In early October 2014, the school hosted an open house where it heard from neighbors about its plans.
Based on their concerns, the school made a new proposal that reduced the height of the light poles from 80 feet to 50 feet, and chose a lighting system that promises light control measures but is more difficult to operate than standard athletic lights. The also school promised to turn the lights off by 8 p.m.
School officials have said that “for many months of the year, lights won’t be used,” Sullivan said. “We thought it was a modest and reasonable proposal.”

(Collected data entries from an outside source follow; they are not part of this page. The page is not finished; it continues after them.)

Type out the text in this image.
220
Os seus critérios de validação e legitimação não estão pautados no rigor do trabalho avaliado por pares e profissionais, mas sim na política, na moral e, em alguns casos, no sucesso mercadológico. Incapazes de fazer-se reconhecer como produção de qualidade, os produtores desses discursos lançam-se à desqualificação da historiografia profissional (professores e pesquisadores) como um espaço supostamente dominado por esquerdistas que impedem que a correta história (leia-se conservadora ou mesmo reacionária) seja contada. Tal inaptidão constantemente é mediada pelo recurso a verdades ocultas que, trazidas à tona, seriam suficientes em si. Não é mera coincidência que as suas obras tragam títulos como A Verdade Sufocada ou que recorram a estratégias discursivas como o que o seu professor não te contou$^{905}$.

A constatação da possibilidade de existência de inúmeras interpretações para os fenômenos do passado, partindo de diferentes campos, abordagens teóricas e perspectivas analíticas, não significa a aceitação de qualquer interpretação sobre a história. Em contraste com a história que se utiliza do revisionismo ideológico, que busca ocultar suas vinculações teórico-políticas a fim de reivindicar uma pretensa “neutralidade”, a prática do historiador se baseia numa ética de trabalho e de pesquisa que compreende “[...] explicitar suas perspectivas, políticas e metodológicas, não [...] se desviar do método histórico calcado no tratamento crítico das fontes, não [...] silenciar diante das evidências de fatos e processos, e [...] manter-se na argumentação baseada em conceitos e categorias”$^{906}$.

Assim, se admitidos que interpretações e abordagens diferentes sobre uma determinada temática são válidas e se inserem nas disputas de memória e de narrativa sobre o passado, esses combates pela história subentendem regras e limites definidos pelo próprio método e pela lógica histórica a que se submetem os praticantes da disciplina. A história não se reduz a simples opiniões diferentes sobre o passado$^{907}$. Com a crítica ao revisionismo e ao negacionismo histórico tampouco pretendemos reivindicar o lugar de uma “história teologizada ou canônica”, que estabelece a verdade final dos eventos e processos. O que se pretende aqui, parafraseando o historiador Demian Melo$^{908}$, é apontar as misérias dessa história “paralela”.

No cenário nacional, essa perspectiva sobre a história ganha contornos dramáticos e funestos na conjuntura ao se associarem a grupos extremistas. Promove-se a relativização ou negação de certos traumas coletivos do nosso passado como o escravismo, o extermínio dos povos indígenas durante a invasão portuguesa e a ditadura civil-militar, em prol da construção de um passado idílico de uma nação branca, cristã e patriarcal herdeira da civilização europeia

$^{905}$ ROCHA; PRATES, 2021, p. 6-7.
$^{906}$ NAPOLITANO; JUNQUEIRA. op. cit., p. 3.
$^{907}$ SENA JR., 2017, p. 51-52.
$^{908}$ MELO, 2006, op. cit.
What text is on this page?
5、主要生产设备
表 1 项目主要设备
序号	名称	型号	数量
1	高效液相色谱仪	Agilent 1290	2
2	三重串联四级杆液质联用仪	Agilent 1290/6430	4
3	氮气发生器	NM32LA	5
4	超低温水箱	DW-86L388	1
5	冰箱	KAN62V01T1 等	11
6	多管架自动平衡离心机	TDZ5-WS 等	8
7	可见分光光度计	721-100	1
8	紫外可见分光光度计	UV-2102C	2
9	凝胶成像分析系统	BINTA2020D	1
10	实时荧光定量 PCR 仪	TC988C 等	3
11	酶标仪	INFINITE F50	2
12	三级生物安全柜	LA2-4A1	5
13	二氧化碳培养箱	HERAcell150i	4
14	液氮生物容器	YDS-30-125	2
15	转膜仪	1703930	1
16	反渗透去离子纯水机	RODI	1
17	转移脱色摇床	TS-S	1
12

It wasn’t enough. City Planning and Development Services Director Peter Huffman, who issued the permit decision, said Monday that the city used the school’s own study of how the light would affect nearby properties to determine it was too much, based on the standards for “light trespass” found in city code. Those standards are set for parking lots near residential homes, but Huffman’s decision said “it is reasonable, therefore, for a neighboring property owner to assume that athletic field lighting would also not be allowed to exceed this standard.”
And even at 50 feet, the height of the proposed poles was double what is allowed in districts like Stadium that have a “view-sensitive overlay.”
The decision also required the school to add 14 more parking spaces to the 46 it already has, as well as reminding the school that it must add more parking as its enrollment increases.
Sullivan said the school plans to move ahead with the field upgrade and expansion. Construction will have to be done in a way that avoids a bald eagle’s nest on nearby property. The school received another permit that requires a 330-foot buffer from construction activity around the nest, as well as limiting the time work can happen to “no earlier than two hours after dawn and no later than two hour before dusk.”
Xitco said he and his neighbors remain concerned about the possibility of landslides related to the expanded field.
“We’re on a slope,” he said. “That’s definitely something we’ll be looking into.”